Cricket ground in England

Green Lane is a cricket ground in Durham, County Durham. The first recorded match on the ground was in 1866, when Durham City played the Northumberland Club. It became Durham City's main ground after they were forced to leave The Racecourse in 1888.

Durham first played at the ground in 1892 against Lincolnshire) and returned in 1893 to play Warwickshire.
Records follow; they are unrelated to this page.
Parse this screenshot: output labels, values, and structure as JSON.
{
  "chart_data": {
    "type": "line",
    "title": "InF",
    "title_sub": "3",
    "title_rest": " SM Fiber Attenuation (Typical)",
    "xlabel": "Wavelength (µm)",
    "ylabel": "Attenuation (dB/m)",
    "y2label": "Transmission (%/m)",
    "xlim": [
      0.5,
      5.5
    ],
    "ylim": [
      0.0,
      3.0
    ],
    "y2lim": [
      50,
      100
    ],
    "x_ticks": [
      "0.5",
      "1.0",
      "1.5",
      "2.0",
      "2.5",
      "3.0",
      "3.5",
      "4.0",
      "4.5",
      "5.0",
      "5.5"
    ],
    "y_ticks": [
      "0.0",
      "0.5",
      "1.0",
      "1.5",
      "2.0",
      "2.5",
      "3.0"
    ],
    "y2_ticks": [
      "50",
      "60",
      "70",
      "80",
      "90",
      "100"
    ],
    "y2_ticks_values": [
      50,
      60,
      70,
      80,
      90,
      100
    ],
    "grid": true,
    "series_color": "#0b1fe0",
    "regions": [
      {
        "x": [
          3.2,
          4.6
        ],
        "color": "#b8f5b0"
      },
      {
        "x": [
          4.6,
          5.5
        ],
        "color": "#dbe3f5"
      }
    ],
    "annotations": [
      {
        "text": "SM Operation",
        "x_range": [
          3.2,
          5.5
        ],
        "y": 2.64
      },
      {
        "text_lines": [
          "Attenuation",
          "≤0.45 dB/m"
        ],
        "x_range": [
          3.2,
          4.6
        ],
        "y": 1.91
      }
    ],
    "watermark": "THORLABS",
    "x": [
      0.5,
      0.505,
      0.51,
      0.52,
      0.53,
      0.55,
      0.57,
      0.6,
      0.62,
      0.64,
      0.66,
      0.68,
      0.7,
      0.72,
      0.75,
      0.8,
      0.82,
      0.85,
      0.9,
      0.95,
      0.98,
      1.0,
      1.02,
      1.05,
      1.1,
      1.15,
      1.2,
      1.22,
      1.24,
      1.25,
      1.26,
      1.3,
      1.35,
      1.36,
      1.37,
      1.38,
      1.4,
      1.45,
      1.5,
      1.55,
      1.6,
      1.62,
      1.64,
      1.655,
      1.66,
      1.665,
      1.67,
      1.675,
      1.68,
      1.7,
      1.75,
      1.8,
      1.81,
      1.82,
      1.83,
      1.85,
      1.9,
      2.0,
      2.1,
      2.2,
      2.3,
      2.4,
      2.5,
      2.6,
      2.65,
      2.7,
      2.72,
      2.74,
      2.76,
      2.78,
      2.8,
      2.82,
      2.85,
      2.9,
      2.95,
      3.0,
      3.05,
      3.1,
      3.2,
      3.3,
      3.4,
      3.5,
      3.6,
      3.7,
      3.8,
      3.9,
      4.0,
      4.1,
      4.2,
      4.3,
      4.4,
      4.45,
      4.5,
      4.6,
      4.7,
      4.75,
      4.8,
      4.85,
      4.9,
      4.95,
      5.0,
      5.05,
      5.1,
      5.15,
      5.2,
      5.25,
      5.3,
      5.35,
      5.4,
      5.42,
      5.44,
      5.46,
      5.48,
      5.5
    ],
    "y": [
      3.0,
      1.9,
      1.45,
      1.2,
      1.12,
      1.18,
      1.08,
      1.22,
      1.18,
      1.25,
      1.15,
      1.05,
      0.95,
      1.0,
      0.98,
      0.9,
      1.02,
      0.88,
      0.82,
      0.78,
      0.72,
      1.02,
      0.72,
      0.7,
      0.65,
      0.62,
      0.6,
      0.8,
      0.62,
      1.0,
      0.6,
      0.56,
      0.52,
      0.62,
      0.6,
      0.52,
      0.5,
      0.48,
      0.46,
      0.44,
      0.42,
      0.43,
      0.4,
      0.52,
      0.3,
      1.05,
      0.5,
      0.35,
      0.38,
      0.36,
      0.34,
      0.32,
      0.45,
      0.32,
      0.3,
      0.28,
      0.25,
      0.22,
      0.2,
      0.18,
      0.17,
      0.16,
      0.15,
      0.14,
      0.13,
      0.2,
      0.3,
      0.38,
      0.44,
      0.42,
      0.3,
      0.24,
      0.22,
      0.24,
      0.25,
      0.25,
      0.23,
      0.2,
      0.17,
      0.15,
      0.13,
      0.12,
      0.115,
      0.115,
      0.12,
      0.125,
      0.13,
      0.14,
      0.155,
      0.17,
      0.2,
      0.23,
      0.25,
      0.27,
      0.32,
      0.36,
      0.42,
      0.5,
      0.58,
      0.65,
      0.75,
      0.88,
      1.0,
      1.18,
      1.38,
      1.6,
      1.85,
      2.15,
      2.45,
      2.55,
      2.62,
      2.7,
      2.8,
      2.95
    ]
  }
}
Their first match on the ground in the Minor Counties Championship came in 1899 against Norfolk, followed by Northamptonshire in 1904. Durham continued to use the ground for non-championship matches against the Durham Colts in 1901, 1902, 1907, 1910, 1911 and 1919, against Durham University in 1934, 1943 and 1946, a non-championship match against Cheshire in 1968, and against British Police in 1978. The ground was not used again for Minor Counties cricket until 1975, after which Durham played a championship match there every year until 1982 (two in 1980 and 1981), before playing their final Minor Counties Championship match there in 1984 against Bedfordshire. In 1988, Durham returned to the ground to play an MCCA Knockout Trophy match against Northumberland. The following season Durham played their final match on the ground in the MCCA Knockout Trophy against Cumberland.

The ground held a single List-A match in the 1979 Gillette Cup, which saw Durham play Berkshire, and has more recently hosted 16 List-A matches for Durham Women over 2014–2017. It also hosted 13 Twenty20 matches for Durham Women over 2015-2017 Following Durham's elevation to first-class cricket, the Durham Second XI have played a number of matches at the ground.